Factories around the world continued to report low levels of output and fresh layoffs as governments moved gingerly to lift restrictions imposed to limit the spread of the novel coronavirus, but the figures offer some hope that manufacturing is at the start of a slow path to recovery.
Surveys of purchasing managers at manufacturers in Asia and Europe indicated that in most countries, the decline in activity slowed from the record fall seen in April. Only in China did factories report an increase in activity, but the surveys suggested that its nascent economic recovery is already beginning to stall.
The U.S. Institute for Supply Management’s manufacturing index for May, due at 10 a.m., is expected to rise to 44.0 from 41.5 the prior month.
The surveys indicate that the worst might be over for manufacturers, and activity could start to increase in coming months. But the road back to the levels of output and employment seen at the end of last year is set to be long and bumpy.
“Whether growth can achieve any serious momentum remains highly uncertain, however, as demand looks set to remain subdued by social distancing measures, high unemployment and falling corporate profits for some time to come,” said Chris Williamson, chief business economist at IHS Markit, the data firm that compiles most of the surveys.
In many countries, factory managers reported that restrictions on movement continue to make it difficult for them to operate at normal levels of output. But they also reported that weak demand is holding them back, with new orders continuing to fall.
In a sign that factories don’t expect conditions to improve rapidly, many reported further job cuts. In India and South Korea, those reductions in payrolls were the largest on record.
One problem highlighted by the surveys is that even where local restrictions have been removed, or were never very severe to begin with, the return to normality is being impeded by weak export demand.
China — the first country exposed to the virus — entered lockdown earlier than other countries. It also exited its lockdown earlier, but May surveys of purchasing managers pointed to a large decline in export orders.
That was also true of South Korea, which chose not to impose mandatory lockdowns and focused instead on widespread testing and tracing of those infected by the virus, and the people with whom they had come into contact.
Separate figures released Monday showed South Korea’s May exports were down 23.7% from a year earlier to $34.86 billion following the prior month’s revised 25.1% contraction.

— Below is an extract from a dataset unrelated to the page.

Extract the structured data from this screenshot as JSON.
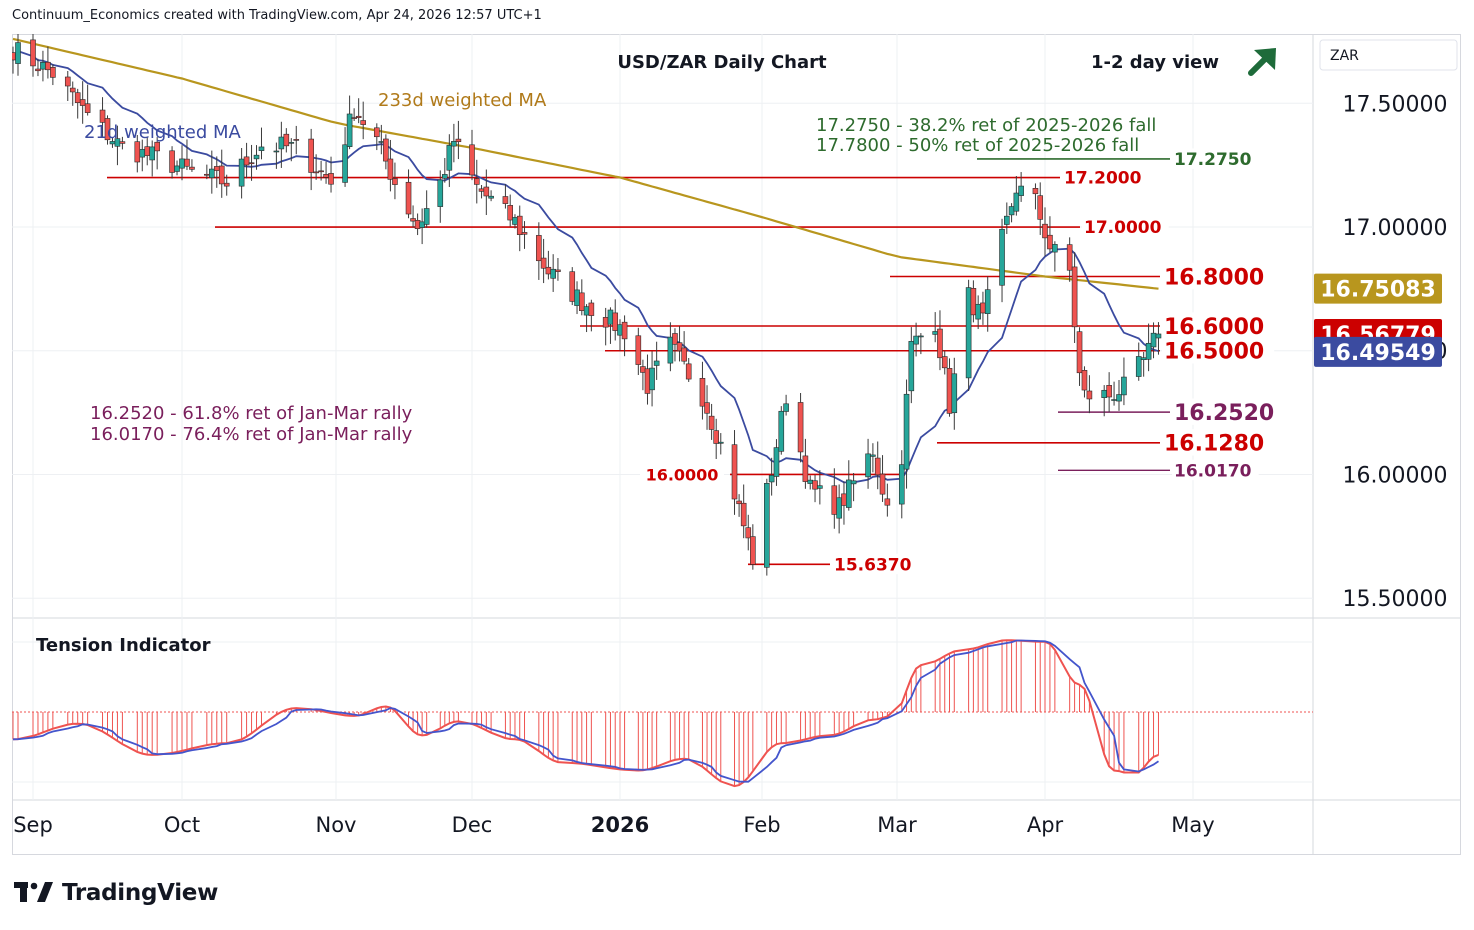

“Crucially, the country’s main export markets are exiting lockdown a lot slower than their entry into it,” said Miguel Chanco, an economist at Pantheon Macroeconomics.
China’s Caixan Purchasing Managers Index rose to 50.7 from 49.4, a sign that manufacturing activity increased after having fallen in April. A reading above 50.0 indicates an increase in activity, while a reading below that level indicates a decrease.

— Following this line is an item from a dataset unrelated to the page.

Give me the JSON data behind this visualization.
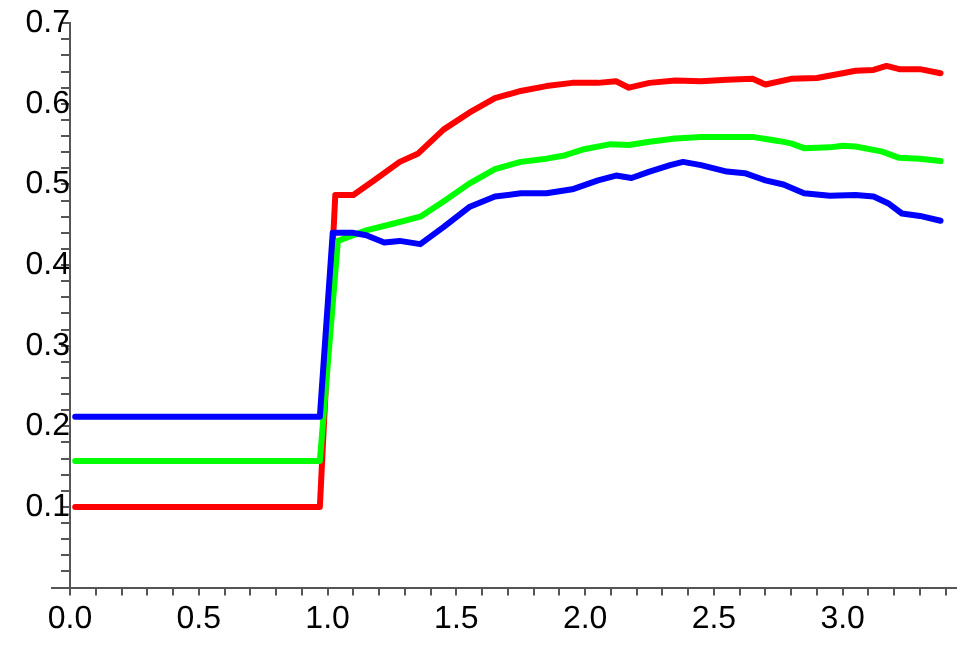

However, other manufacturing powerhouses continued to experience deep declines. Germany’s PMI rose only slightly, to 36.6 from 34.5, while Japan’s PMI fell to 38.4 from 41.9.
Across the eurozone, Italy moved closest to a manufacturing recovery, as its PMI rose to 45.4 from 31.1.
According to the CPB Netherlands Bureau for Economic Policy Analysis, global industrial production was 4.2% lower in the first three months of the year than in the final quarter of 2019. The surveys of purchasing managers suggest the decline in the three months through June might be even larger.